Literature Analysis of the Selection of Tyrosine Kinase Inhibitors for Chronic Myeloid Leukemia Patients with BCR-ABL35INS Mutation
- VernacularTitle:BCR-ABL35INS突变型慢性粒细胞白血病患者选用酪氨酸激酶抑制剂的文献分析
- Author:
Meiling YAN
1
,
2
;
Meng ZHANG
1
;
Lin HUANG
1
;
Yueping JIA
3
;
Yi ZHANG
2
;
Wanyu FENG
1
;
Hui’er GAO
2
Author Information
1. Dept. of Pharmacy,Peking University People’s Hospital,Beijing 100044,China
2. Dept. of Pharmacy,Tianjin First Center Hospital,Tianjin 300192,China
3. Pediatric Department,Peking University People’s Hospital,Beijing 100044,China
- Publication Type:Journal Article
- Keywords:
Chronic myeloid leukemia;
BCR-ABL fusion gene;
Insertional mutation;
Tyrosine kinase inhibitors;
Effect;
Safety;
Literature analysis
- From:
China Pharmacy
2019;30(12):1675-1678
- CountryChina
- Language:Chinese
-
Abstract:
OBJECTIVE: To provide reference for reasonable selection of tyrosine kinase inhibitors (TKI) in chronic myeloid leukemia (CML) patients with BCR-ABL35INS mutation. METHODS: Using “BCR-ABL insertional mutation” “ABL1 35ins mutation” “BCR-ABL c.1423_1424ins35” “ABL1 p.C475Tyrfs*11” as keywords, retrieved from CNKI, Wanfang database, Medline and COSMIC database, BCR-ABL35INS mutation CML patients were summarized and analyzed in respects of general information and treatment (treatment plan, patient compliance and drug withdrawal), therapeutic effect (molecular biological mitigation and disease progress) and safety data (ADR) during 2007-2018. RESULTS: Totally 9 related literatures were included, involving 70 patients with BCR-ABL35INS mutation, all of them were foreign cases.
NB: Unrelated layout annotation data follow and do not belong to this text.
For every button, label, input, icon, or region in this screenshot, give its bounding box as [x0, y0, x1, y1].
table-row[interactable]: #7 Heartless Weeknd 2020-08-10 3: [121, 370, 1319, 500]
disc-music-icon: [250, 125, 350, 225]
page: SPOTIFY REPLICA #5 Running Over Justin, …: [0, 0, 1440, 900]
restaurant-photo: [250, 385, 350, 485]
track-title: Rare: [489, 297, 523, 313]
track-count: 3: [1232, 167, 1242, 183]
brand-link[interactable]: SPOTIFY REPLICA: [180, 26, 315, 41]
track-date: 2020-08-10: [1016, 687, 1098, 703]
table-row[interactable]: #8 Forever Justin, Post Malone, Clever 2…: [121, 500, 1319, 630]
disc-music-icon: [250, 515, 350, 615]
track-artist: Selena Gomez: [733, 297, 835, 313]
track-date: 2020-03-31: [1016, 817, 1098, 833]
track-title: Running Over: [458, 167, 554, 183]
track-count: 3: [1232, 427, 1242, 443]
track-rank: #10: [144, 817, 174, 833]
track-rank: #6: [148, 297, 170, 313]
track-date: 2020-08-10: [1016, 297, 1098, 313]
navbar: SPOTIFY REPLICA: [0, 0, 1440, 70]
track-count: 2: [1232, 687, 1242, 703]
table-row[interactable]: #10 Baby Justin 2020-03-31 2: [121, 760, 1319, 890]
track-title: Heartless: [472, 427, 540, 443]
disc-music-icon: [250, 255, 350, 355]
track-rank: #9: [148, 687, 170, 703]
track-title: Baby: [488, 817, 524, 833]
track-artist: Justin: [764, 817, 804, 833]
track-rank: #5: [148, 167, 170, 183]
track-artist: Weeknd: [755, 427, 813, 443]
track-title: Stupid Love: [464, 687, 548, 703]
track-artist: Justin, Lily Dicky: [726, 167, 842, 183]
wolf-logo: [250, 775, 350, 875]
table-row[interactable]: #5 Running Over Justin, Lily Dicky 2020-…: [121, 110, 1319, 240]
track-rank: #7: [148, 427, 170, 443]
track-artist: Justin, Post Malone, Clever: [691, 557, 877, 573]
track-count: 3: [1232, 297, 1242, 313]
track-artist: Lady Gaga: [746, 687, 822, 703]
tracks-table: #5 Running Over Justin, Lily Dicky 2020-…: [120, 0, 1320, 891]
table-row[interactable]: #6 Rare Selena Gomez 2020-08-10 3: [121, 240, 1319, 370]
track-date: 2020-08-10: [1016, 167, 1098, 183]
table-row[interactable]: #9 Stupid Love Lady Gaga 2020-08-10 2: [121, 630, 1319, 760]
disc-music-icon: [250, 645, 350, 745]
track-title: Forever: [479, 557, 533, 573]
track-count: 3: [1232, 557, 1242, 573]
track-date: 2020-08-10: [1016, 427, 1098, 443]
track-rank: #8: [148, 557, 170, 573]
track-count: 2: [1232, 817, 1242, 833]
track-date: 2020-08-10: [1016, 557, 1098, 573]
Among them, 39 cases were male and 31 cases were female, with a median age of 49.2 years. The median time from the diagnosis of CML to the detection of BCR-ABL35INS mutation was 19 months. After detecting gene mutation, 39 cases were treated with imatinib (initial dose of 400 mg, po, once a day), and molecular biological remission was achieved in 5 patients (12.9%); 15 cases (38.5%) had molecular biological response but had disease progression; 8 patients (20.5%) had no response. Seventeen patients were treated with dasatinib (100 mg, po, once a day or 2 divided dose), and 8 cases (47.1%) achieved molecular biological response. Twenty-one patients were treated with nilotinib (400 mg, po, 2 divided dose), and 3 patients (14.3%) achieved molecular biological response; 2 patients achieved molecular biological response, but the disease progressed. Seven, three and seven of these patients stopped taking drugs due to adverse reactions, accounting for 17.9%, 17.6% and 33.3% respectively. All the ADRs were classified as grade 3-4 of the National Cancer Institute’s Common Terminology Criteria for Adverse Events, and most of them were hematological toxicity. CONCLUSIONS: CML patients with BCR-ABL35INS mutation are less likely to achieve molecular response on imatinib therapy but are more sensitive to dashatinib. In the course of treatment, we should strengthen the monitoring of blood system and other related indicators to ensure the safety and effectiveness of drug use.